While many sports fans around Australia fail to connect with the Winter Olympics, one Maitland woman simply can’t get enough of the action in Sochi.
Toy Martin has been glued to the television screen during the last week or so watching athletes from around the world strut their stuff on a snow-covered sporting stage.
But besides being a self-confessed sports tragic, Martin relates to these Games well beyond the role of spectator.
Once upon a time, “back in the dark ages” as she puts it, Martin was a competitor at the colder version of the famed five-ringed event.
It was 1968 and Martin travelled to the French city of Grenoble, located in the south-east of the European nation, and represented the US in speed skating.
She finished 14th in the women’s 3000 metres and completed the course in a personal best time, improving her previous mark by more than 25 seconds, but there was more to the experience than just sport.
“It was great and I think in those days we didn’t travel as much as what everybody does now,” she said. “When I first went to Norway [at the end of 1965] . . . in my home town, which was quite small and surrounded by farmland, the only people who had been to Norway had been in the war, or to Germany in World War II or like my father in the Pacific.
“People didn’t travel that much so for me it was a wonderful opportunity to travel and I raced in Finland, Sweden, Norway and all over America.”
Not only were the Winter Olympics a ticket to travel the world but that same journey dictated much of her life, “almost by accident”.
After starting out with a pair of ice skates bought at a pawn shop by her father in Springfield, Illinois, she
graduated from figure skating to speed skating when an official rink was built a mile from her house.
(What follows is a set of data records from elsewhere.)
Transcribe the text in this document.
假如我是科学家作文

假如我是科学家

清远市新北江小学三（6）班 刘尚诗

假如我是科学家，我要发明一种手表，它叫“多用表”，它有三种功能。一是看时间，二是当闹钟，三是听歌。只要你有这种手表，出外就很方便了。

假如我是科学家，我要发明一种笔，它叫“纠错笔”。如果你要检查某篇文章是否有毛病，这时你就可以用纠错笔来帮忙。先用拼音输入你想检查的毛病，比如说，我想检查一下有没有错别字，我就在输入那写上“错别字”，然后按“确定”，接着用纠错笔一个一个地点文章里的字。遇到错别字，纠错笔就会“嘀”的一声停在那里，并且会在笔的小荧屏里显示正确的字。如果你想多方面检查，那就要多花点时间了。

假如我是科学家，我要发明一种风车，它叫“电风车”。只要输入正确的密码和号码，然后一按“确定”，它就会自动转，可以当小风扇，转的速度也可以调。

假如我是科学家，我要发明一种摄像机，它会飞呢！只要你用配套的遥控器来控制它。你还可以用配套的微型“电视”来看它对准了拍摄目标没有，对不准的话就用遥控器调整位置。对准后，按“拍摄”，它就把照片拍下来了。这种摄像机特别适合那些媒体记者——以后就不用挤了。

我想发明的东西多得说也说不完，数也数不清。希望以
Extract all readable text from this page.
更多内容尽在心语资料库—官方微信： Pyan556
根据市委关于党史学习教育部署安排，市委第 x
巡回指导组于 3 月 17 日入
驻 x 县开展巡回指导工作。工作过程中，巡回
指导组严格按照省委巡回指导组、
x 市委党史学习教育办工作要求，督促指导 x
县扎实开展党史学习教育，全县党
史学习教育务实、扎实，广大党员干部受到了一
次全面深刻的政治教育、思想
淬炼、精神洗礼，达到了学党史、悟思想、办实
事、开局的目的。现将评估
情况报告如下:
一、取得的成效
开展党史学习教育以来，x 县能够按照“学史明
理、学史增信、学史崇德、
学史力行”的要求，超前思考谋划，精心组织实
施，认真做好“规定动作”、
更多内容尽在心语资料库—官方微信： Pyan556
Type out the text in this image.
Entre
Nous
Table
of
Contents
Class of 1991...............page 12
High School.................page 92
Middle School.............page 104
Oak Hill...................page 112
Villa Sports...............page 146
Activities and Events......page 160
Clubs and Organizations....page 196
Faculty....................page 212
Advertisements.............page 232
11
Martin met her future husband while competing in Europe and pursued the Australian cross country skier Down Under after the 1968 Games.
The rest they say is history and after settling in Sydney the couple were lured to the Hunter Valley by their children’s love of horses.
Daughter Brooke lined up with Prue and Craig Barrett at Branxton while son Boyd, who went on to represent the US equestrian team at the 2012 London Olympics, linked with Heath and Rozzie Ryan at Lochinvar.
Martin is now an Australian citizen – still with a noticeable US twang in her voice – residing at Lochinvar and is the vice-captain of Maitland Ladies Golf Club.